Words such as "human rights," "Tiananmen" and "Liu Xiaobo" are permanently blocked on the Internet. The regime has enlisted private sector Internet companies such as the social networks Tencent and Sina to monitor what their customers are posting online and withdraw posts on sensitive subjects.
Foreign media in the government's sights
The Communist Party also tries to control the coverage of China provided by the foreign media, which continue to play a key role in informing not only the international community but also the Chinese public, the victim of the censorship increasingly imposed on the local media.

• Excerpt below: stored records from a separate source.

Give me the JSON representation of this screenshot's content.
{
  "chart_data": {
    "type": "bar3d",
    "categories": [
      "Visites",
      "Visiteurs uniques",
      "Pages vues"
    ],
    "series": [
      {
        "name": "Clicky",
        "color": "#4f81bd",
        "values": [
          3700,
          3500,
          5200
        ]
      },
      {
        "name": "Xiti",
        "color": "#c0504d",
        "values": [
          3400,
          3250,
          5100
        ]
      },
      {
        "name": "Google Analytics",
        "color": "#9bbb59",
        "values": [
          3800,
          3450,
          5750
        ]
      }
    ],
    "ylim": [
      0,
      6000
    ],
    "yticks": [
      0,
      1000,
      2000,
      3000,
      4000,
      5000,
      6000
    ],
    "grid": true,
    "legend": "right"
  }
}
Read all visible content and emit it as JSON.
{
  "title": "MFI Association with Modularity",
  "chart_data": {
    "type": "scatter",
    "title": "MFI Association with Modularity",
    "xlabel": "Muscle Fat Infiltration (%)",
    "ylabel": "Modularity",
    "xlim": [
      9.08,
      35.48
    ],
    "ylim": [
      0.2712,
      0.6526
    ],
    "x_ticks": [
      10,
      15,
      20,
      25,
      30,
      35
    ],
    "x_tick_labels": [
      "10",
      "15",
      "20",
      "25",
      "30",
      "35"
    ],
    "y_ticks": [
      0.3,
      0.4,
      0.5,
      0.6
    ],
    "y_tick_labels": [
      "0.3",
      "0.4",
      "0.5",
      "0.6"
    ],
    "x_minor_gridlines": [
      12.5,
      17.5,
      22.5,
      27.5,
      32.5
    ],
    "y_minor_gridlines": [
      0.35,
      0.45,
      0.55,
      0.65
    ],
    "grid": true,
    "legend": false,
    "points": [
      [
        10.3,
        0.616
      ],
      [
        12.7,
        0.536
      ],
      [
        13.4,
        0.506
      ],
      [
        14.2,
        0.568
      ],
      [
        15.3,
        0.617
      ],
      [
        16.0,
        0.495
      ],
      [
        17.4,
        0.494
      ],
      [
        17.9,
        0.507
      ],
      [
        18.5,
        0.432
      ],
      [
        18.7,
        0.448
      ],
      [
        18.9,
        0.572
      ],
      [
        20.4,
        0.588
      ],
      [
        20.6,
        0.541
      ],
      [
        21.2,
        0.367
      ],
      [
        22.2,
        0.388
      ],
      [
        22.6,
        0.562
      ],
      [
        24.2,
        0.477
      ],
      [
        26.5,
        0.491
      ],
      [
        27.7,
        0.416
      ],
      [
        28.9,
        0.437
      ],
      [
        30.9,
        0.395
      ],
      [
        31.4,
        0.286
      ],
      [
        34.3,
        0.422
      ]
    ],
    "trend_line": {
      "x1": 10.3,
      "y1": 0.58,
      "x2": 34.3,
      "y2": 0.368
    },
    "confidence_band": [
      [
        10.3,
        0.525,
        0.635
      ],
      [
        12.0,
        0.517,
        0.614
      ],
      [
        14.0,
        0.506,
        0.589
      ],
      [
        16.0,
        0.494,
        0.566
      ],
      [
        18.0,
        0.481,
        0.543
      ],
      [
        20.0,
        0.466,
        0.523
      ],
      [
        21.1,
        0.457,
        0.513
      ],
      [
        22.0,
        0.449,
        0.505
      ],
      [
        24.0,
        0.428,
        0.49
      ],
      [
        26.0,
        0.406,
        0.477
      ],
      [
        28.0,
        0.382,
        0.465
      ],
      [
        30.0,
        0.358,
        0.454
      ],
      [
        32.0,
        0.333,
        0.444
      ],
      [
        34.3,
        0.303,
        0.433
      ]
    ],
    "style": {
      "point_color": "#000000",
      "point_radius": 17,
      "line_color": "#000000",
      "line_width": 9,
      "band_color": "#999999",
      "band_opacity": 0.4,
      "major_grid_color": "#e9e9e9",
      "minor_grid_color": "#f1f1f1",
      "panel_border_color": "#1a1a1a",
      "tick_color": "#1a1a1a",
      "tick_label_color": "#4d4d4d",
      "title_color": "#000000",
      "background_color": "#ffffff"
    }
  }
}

The Bloomberg news website was blocked on 29 June 2012 because of its investigative coverage of the fortune acquired by the family of the country's new president, Xi Jinping. Then the New York Times website was censored and the newspaper was threatened with a lawsuit after it ran an article about the fortune amassed by Prime Minister Wen Jiabao's family.
Asked about interference of its broadcasts, the BBC told Reporters Without Borders that "intermittent cuts were identified (…) and intensified in the course of February." Two Sky News journalists were arrested last March. In October 2012, an AFP journalist was detained. And there has been an increase in cases of foreign reporters being denied press accreditation or press visas.
Reporters Without Borders urges the Chinese government to:
Release all journalists and cyber-dissidents who have been jailed in connection with the provision of news and information.
End the arbitrary detention, surveillance and harassment of journalists and dissidents, and their families.
Allow all foreign journalists to work normally and stop subjecting them to various kinds of pressure and harassment including the refusal of visas and accreditation.
Dismantle the censorship system by ending the practice of issuing directives to the media, and by ceasing to use the Great Firewall to filter and block online news and information.